Scientists Uncover Cancer Code That Can Spot Development Decades Ahead

Cancer

A major breakthrough in the detection, and potentially early treatment, of cancer announced yesterday could see the roots of the disease spotted years to decades before any noticeable symptoms appear. The Pan-Cancer Analysis of Whole Genomes Consortium project involved researchers from 37 countries working in collaboration over a decade.

Yesterday the project published 22 individual scientific papers detailing findings that it is thought will provide the foundation for a generation of new research into combating the disease. Someone is diagnosed with cancer in the UK every two minutes.

The body of research indicates that cancers that develop in usually late adulthood can be detected as early as childhood, when ‘mutational signatures’ in genes can already be present. The study has explored the entire cancer genome over the past ten years and scientists involved now believe they know the majority of the mutational signatures that are the telltale signs cancer is likely to develop years down the line.

It is likely to be 10 to 20 years before screening procedures based on the research are available but in the future a sample of blood, which contains fragments of DNA from cells from across the body, could be analysed for signs of these dangerous mutations. The hope is drugs could be created to kill the kinds of cancer that have a years-long incubation period in their earliest stage.
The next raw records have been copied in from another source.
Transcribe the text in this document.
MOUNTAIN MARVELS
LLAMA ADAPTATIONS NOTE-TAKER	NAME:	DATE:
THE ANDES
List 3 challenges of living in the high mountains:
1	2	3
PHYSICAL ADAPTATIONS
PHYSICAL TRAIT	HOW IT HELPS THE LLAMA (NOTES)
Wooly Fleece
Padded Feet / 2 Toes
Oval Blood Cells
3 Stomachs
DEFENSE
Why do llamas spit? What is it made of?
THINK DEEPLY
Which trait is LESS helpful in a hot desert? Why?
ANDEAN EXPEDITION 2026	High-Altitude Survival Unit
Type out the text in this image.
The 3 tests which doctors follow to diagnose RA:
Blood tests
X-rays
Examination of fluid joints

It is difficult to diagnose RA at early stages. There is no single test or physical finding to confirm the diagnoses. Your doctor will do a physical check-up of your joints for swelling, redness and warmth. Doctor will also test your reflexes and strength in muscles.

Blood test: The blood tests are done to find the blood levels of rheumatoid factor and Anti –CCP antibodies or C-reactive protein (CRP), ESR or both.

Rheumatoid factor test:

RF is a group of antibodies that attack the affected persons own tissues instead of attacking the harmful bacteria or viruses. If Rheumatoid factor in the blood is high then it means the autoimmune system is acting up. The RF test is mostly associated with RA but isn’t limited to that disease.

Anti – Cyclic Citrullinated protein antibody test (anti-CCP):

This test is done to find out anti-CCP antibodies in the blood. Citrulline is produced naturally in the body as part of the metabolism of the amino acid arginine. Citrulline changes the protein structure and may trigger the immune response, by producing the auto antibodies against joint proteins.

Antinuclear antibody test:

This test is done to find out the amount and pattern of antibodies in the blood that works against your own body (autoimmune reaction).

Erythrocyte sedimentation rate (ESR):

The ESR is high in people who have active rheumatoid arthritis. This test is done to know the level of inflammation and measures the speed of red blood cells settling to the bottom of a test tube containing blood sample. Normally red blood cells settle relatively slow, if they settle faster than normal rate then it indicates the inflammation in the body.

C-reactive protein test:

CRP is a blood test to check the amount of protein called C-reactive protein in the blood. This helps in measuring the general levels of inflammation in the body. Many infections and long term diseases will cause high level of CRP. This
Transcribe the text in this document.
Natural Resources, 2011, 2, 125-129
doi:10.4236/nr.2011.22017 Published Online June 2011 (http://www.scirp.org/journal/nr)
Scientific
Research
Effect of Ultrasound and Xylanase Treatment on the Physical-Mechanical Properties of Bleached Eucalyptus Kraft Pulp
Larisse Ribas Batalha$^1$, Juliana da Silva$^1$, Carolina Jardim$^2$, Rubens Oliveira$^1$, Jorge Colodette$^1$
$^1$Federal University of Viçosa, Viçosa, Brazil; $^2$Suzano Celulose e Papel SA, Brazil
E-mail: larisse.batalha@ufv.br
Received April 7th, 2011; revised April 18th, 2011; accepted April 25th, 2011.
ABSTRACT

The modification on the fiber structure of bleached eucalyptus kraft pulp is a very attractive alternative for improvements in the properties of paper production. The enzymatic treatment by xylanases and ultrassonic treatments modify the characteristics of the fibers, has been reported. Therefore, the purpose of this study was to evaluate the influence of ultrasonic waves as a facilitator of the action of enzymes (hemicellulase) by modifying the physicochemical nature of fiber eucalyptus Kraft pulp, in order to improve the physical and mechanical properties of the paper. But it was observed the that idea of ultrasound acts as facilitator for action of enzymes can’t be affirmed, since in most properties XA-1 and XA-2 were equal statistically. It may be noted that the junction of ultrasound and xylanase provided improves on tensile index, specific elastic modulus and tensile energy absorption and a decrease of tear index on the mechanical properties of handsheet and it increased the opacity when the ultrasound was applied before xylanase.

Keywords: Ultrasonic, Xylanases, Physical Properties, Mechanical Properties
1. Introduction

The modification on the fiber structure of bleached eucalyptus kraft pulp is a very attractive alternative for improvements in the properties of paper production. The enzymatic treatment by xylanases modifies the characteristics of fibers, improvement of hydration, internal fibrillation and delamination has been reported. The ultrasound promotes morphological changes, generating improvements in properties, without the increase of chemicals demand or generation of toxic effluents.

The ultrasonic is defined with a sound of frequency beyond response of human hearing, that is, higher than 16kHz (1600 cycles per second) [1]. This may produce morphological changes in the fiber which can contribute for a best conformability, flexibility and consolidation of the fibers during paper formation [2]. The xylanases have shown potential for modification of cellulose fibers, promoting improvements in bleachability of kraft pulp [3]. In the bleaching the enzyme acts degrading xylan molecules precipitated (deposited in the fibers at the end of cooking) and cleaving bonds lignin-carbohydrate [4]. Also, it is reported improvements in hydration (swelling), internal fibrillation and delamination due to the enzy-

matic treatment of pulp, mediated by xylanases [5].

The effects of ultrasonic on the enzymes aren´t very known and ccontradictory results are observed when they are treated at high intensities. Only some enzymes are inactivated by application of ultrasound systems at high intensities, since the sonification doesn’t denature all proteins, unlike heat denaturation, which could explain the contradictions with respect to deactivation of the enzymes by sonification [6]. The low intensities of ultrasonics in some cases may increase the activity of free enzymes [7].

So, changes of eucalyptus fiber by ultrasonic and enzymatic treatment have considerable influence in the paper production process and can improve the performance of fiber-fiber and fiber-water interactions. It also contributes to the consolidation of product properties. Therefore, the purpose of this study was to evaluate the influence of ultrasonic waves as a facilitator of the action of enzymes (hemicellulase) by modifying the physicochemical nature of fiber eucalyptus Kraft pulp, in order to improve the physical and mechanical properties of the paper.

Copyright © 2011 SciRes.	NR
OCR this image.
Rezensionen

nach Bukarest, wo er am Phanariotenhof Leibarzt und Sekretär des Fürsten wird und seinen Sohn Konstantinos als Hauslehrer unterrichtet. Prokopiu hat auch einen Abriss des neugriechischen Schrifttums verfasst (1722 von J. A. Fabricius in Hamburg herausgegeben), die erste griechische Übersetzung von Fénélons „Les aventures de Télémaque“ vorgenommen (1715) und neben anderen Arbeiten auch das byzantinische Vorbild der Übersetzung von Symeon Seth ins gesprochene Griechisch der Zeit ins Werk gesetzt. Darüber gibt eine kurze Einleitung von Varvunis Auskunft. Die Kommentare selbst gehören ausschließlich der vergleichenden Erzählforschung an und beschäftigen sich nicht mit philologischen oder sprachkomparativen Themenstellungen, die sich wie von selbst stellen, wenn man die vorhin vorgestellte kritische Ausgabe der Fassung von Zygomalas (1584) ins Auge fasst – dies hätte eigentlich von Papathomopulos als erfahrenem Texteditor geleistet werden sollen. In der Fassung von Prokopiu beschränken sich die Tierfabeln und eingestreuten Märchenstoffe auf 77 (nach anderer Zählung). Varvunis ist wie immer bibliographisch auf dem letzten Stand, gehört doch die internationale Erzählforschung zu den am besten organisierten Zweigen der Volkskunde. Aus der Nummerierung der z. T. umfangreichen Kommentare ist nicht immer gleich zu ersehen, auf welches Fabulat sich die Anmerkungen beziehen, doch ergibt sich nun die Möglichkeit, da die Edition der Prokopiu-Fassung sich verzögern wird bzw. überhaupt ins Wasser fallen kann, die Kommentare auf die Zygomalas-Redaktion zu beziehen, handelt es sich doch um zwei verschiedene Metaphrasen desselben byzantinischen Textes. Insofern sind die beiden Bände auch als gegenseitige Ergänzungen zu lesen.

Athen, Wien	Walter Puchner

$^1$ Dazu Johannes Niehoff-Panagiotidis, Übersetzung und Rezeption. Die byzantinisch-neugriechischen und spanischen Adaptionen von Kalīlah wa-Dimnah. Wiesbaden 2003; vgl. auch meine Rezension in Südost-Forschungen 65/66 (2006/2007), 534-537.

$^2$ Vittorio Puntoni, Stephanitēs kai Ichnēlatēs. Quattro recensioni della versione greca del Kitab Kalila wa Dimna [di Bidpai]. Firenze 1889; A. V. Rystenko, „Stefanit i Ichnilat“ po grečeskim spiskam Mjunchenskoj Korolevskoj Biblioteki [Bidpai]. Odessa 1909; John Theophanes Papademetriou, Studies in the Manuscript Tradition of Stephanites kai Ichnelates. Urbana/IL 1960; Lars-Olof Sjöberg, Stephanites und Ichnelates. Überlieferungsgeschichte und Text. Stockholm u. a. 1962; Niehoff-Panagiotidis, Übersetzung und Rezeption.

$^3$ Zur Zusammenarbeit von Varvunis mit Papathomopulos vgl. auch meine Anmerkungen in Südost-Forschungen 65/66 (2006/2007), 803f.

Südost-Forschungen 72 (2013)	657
The study, unprecedented in its breadth, examined 47 million genetic changes across more than 2500 human tumours from patients suffering from 38 separate kinds of cancer. They compared the genomes, DNA, of these tumours with healthy cells from the same patients. Cancer results from DNA errors that can occur when cells grow and then divide. Most of these errors are benign but the study identified a limited number of errors, the driver mutations, that appear to be present in cancerous tumours. Half of the early mutations studies involved the same nine genes, indicating that they are behind the early development of cancer.

The scientists were also able to determine the order in which changes to the genome had occurred based on how many times errors were replicated across dividing cells. They discovered around 20% of the mutations occurred very early on the development of a first tumour. That stage could be years to decades before there is enough evidence to detect cancer using current screening methods.

The Crick Institute’s Clemency Jolly commented:

“What’s extraordinary is how some of the genetic changes appear to have occurred many years before diagnosis, long before any other signs that a cancer may develop, and perhaps even in apparently normal tissue.”

How long before symptoms appear after the first DNA mutations that develop into cancer take place seems to vary between different types of cancer. Types with particularly early mutations include ovarian cancer and two kinds of brain tumour – glioblastoma and medulloblastoma. In the case of the latter two, which are usually not detected until late adulthood, genetic mutations are likely to be present in brain cells from as early as childhood. In the case of ovarian cancer, as well as pancreatic neuroendocrine cancer, genetic warning signs have been found up to appear around a decade before eventual diagnosis.

Dr Peter Van Loo of the Cancer Genomics Laboratory of London’s Francis Crick Institute believes the research could eventually lead to drugs able to detect and destroy the cells carrying early stage genetic errors, essentially curing a cancer before it has even developed into one.

“It’s a bit science fiction at the moment but I can see how we might get there.”